Mbacké Ndiaye est juriste et politologue sénégalais. Il vit à Bruxelles en Belgique.

Nous extirper du « rêve » ou, pire,  faire sombrer « le rêve sénégalais ». Tel est le défi à nous lancé par les tenants nouveaux de l’ « ethnicisme » et du radicalisme ethnique distillés en catimini au sein de notre société par des irrédentistes sectaires tel que le nébuleux « Amadou Kufa »  au Mali mais surtout par le truchement d’un pouvoir médiatique englué dans des causes et des combats de caractères partisans ou sectaires.

Par Mbacké Ndiaye*

Le risque, à termes, c’est l’anéantissement de Prés de 50 ans de sacrifices et d’efforts conjugués, de la part de VALEUREUX hommes et de femmes Déterminés à faire triompher dans nos Sociétés anciennes le concept moderne d’Etat nation.

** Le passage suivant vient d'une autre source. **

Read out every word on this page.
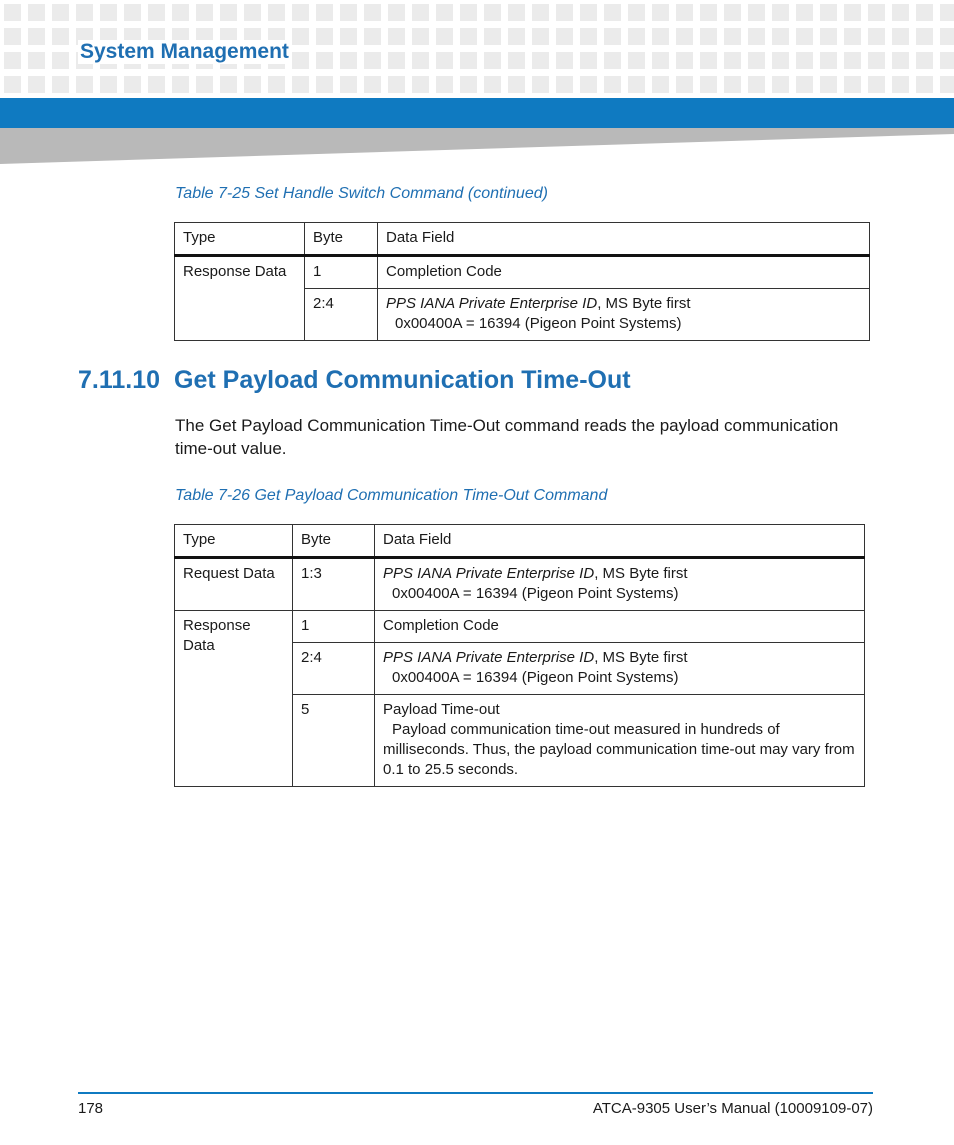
System Management

Table 7-25 Set Handle Switch Command (continued)

Type	Byte	Data Field
Response Data	1	Completion Code
	2:4	PPS IANA Private Enterprise ID, MS Byte first
0x00400A = 16394 (Pigeon Point Systems)
7.11.10 Get Payload Communication Time-Out

The Get Payload Communication Time-Out command reads the payload communication time-out value.

Table 7-26 Get Payload Communication Time-Out Command

Type	Byte	Data Field
Request Data	1:3	PPS IANA Private Enterprise ID, MS Byte first
0x00400A = 16394 (Pigeon Point Systems)

Response Data	1	Completion Code
	2:4	PPS IANA Private Enterprise ID, MS Byte first
0x00400A = 16394 (Pigeon Point Systems)

	5	Payload Time-out
Payload communication time-out measured in hundreds of
milliseconds. Thus, the payload communication time-out may vary from 0.1 to 25.5 seconds.

178	ATCA-9305 User’s Manual (10009109-07)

« Sénégaal, benn bopp’la ; kenn meunu ko xarr nyaar. »  (Le Sénégal est indivisible).  Ce rêve est aujourd’hui de plus en plus sérieusement menacé.

Cette réflexion est celle d’un esprit QUI SE VEUT libre et patriotique. Elle vise à attirer l’attention sur le NOUVEAU péril  rampant qui assaille les fondements de notre société Sénégalaise ainsi que le socle de valeur qui constitue le soubassement de notre commune volonté de vivre en commun. LES VERTUS CARDINALES QUI ONT contribué à fabriquer LONGUEMENT ET PATIEMMENT notre spécificité culturelle, plus exactement, notre identité culturelle nationale sont à présent MENACEES  par  L’ETHNICISATION LANCINANTE DE L’ESPACE POLITIQUE NATIONAL. Ce sera l’objet de NOTRE réflexion.

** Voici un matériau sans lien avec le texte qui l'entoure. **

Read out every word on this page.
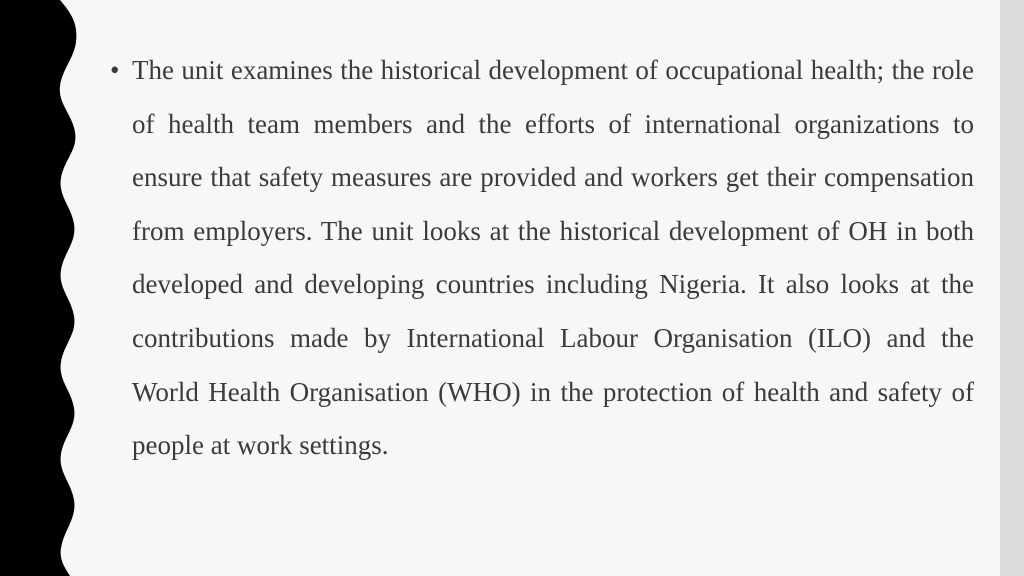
• The unit examines the historical development of occupational health; the role of health team members and the efforts of international organizations to ensure that safety measures are provided and workers get their compensation from employers. The unit looks at the historical development of OH in both developed and developing countries including Nigeria. It also looks at the contributions made by International Labour Organisation (ILO) and the World Health Organisation (WHO) in the protection of health and safety of people at work settings.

   « ETHNICISME » POLITIQUE, échec et mat 

GENN A SIIW NIEUP (eup bayré) TAX’UL NGE GENN KENN dixit Wolof njaay (« devenir célèbre ne signifie pas être meilleur que les autres. », proverbe wolof)

Si l’aspiration à l’existence culturelle est une chose défendable par ce qu’elle nous parait très légitime, autre chose est la volonté de puissance et d’hégémonie d’un groupe donné qui aspirerait à faire triompher égoïstement ses intérêts claniques par un détournement du Pouvoir Politique à eux temporairement confié par le peuple dans le but précis de servir les intérêts de la communauté nationale dans son ensemble.

Certes, il existe dans l’histoire et dans la marche des peuples et des nations, des opérations ou actions d’éclats ;  parfois des camouflets dont le but ultime est de faire évader nos rêves (valeurs individuelles, ethniques, communautaires ou nationales) des repoussantes geôles de la barbarie, du musèlement et de l’oppression. De belles pages d’histoires écrites et paraphées du sang et de la sueur des hommes et des femmes se sont donnés comme belle conduite à suivre,  celle d’être les protagonistes centraux et essentiels de leur propre histoire dans le tumulte de la Destinée humaine.

La sueur et le sang sont les symboles du sacrifice et de l’effort nécessaires pour se dresser contre l’immobilisme et le statu quo : un dépassement de soi qui se traduit par cette prédisposition au martyr à l’accomplissement d’un acte d’offrande, un don de soi consenti pour empêcher le ravalement de l’homme ou de ses intérêts à la condition de sous homme ou de sous intérêts voire même d’homme ou de chose sans intérêt tout simplement. C’est une attitude d’une grande dignité que nous louons à sa juste valeur et apprécions comme telle.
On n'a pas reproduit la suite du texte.